Function File: mu = expfit (s)
Function File: [mu, ci] = expfit (s)
Function File: [mu, ci] = expfit (s, alpha)
Function File: … = expfit (s, alpha, c)
Function File: … = expfit (s, alpha, c, f)

Estimate the mean of the exponential probability distribution function from which sample data s has been taken. s is expected to be a non-negative vector. If s is an array, the mean will be computed for each column of s. If any elements of s are NaN, that vector’s mean will be returned as NaN.

If the optional output variable ci is requested, expfit will also return the confidence interval bounds for the estimate as a two element column vector. If s is an array, each column of data will have a confidence interval returned as a two row array.

The optional scalar input alpha can be used to define the (1-alpha) confidence interval to be applied to all estimates as a value between 0 and 1. The default is 0.05, resulting in a 0.95 or 95% CI. Any invalid values for alpha will return NaN for both CI bounds.

The optional input c is a logical or numeric array of zeros and ones the same size as s, used to right-censor individual elements of s. A value of 1 indicates the data should be censored from the mean estimation. Any nonzero values in c are treated as a 1.

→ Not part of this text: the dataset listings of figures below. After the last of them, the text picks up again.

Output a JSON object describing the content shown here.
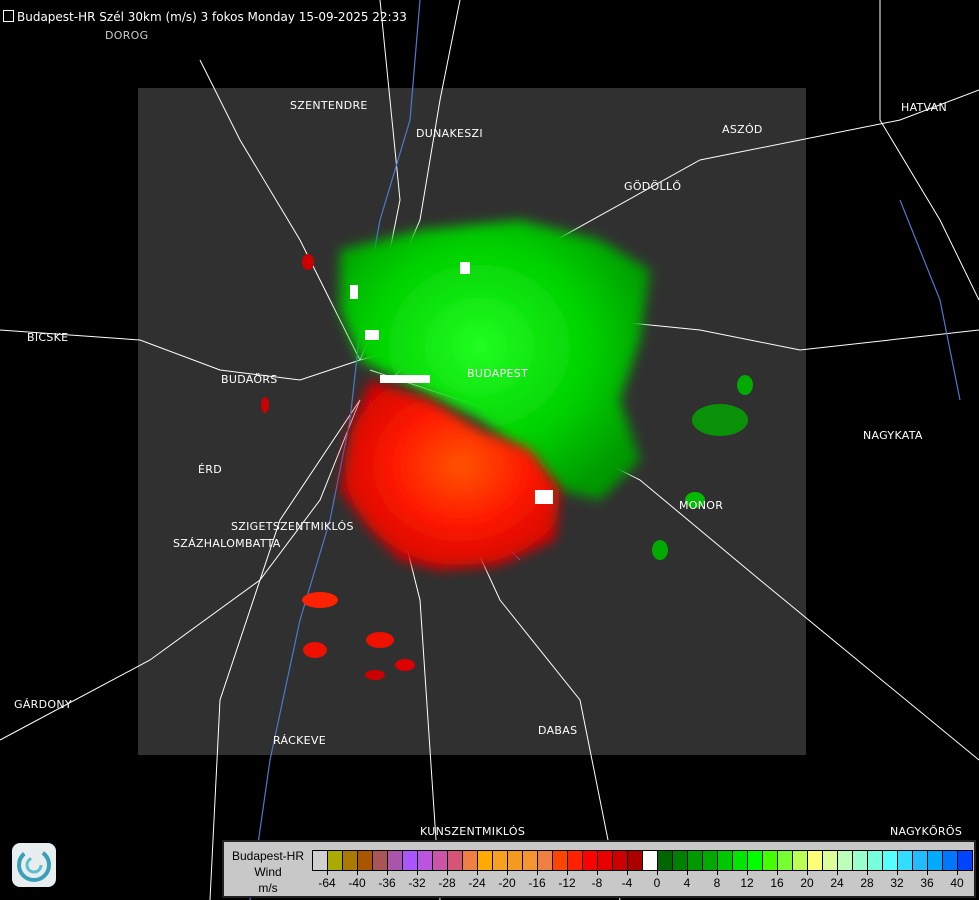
{
  "title": "Budapest-HR Szél 30km (m/s) 3 fokos Monday 15-09-2025 22:33",
  "title_icon": "document-icon",
  "cities": [
    "DOROG",
    "SZENTENDRE",
    "DUNAKESZI",
    "ASZÓD",
    "HATVAN",
    "GÖDÖLLŐ",
    "BICSKE",
    "BUDAÖRS",
    "BUDAPEST",
    "NAGYKATA",
    "ÉRD",
    "MONOR",
    "SZIGETSZENTMIKLÓS",
    "SZÁZHALOMBATTA",
    "GÁRDONY",
    "RÁCKEVE",
    "DABAS",
    "KUNSZENTMIKLÓS",
    "NAGYKŐRÖS"
  ],
  "legend": {
    "station": "Budapest-HR",
    "quantity": "Wind",
    "unit": "m/s",
    "colors": [
      "#d0d0d0",
      "#aaaa00",
      "#aa7a00",
      "#aa5500",
      "#aa5555",
      "#aa55aa",
      "#aa55ff",
      "#bb55dd",
      "#cc55aa",
      "#d55577",
      "#ee8044",
      "#ffaa00",
      "#f8a020",
      "#f59a20",
      "#f59530",
      "#ee8044",
      "#ff4400",
      "#ff2200",
      "#ff0000",
      "#e60000",
      "#cc0000",
      "#aa0000",
      "#ffffff",
      "#006600",
      "#008000",
      "#009900",
      "#00aa00",
      "#00c800",
      "#00e600",
      "#00ff00",
      "#44ff00",
      "#77ff33",
      "#bbff55",
      "#ffff77",
      "#ddff99",
      "#bbffbb",
      "#99ffcc",
      "#77ffdd",
      "#55ffff",
      "#33ddff",
      "#22bbff",
      "#00aaff",
      "#0077ff",
      "#0044ff",
      "#0000ff"
    ],
    "ticks": [
      "-64",
      "-40",
      "-36",
      "-32",
      "-28",
      "-24",
      "-20",
      "-16",
      "-12",
      "-8",
      "-4",
      "0",
      "4",
      "8",
      "12",
      "16",
      "20",
      "24",
      "28",
      "32",
      "36",
      "40"
    ]
  },
  "colors": {
    "background": "#000000",
    "radar_area": "#303030",
    "approaching": "#00ff00",
    "receding": "#ff0000"
  }
}
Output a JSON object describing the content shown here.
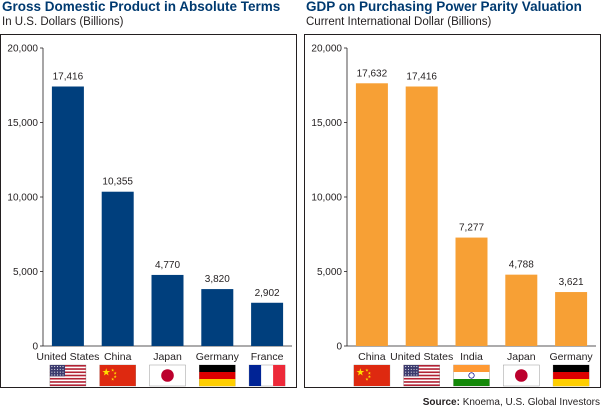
{
  "source": {
    "label": "Source:",
    "text": "Knoema, U.S. Global Investors"
  },
  "chart_data": [
    {
      "type": "bar",
      "title": "Gross Domestic Product in Absolute Terms",
      "subtitle": "In U.S. Dollars (Billions)",
      "categories": [
        "United States",
        "China",
        "Japan",
        "Germany",
        "France"
      ],
      "values": [
        17416,
        10355,
        4770,
        3820,
        2902
      ],
      "data_labels": [
        "17,416",
        "10,355",
        "4,770",
        "3,820",
        "2,902"
      ],
      "flags": [
        "us-flag-icon",
        "china-flag-icon",
        "japan-flag-icon",
        "germany-flag-icon",
        "france-flag-icon"
      ],
      "ylim": [
        0,
        20000
      ],
      "yticks": [
        0,
        5000,
        10000,
        15000,
        20000
      ],
      "ytick_labels": [
        "0",
        "5,000",
        "10,000",
        "15,000",
        "20,000"
      ],
      "color": "#003f7d",
      "grid": false
    },
    {
      "type": "bar",
      "title": "GDP on Purchasing Power Parity Valuation",
      "subtitle": "Current International Dollar (Billions)",
      "categories": [
        "China",
        "United States",
        "India",
        "Japan",
        "Germany"
      ],
      "values": [
        17632,
        17416,
        7277,
        4788,
        3621
      ],
      "data_labels": [
        "17,632",
        "17,416",
        "7,277",
        "4,788",
        "3,621"
      ],
      "flags": [
        "china-flag-icon",
        "us-flag-icon",
        "india-flag-icon",
        "japan-flag-icon",
        "germany-flag-icon"
      ],
      "ylim": [
        0,
        20000
      ],
      "yticks": [
        0,
        5000,
        10000,
        15000,
        20000
      ],
      "ytick_labels": [
        "0",
        "5,000",
        "10,000",
        "15,000",
        "20,000"
      ],
      "color": "#f7a035",
      "grid": false
    }
  ]
}
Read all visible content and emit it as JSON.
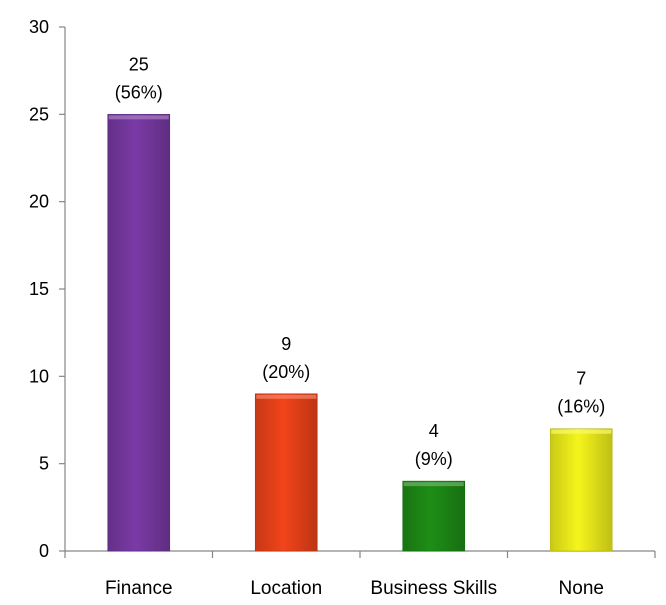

The optional input f is a numeric array the same size as s, used to specify occurrence frequencies for the elements in s. Values of f need not be integers. Any NaN elements in the frequency array will produce a NaN output for mu.

Options can be skipped by using [] to revert to the default.

Matlab incompatibility: Matlab’s expfit produces unpredictable results for some cases with higher dimensions (specifically 1 x m x n x ... arrays). Octave’s implementation allows for n-D arrays, consistently performing calculations on individual column vectors. Additionally, c and f can be used with arrays of any size, whereas Matlab only allows their use when s is a vector.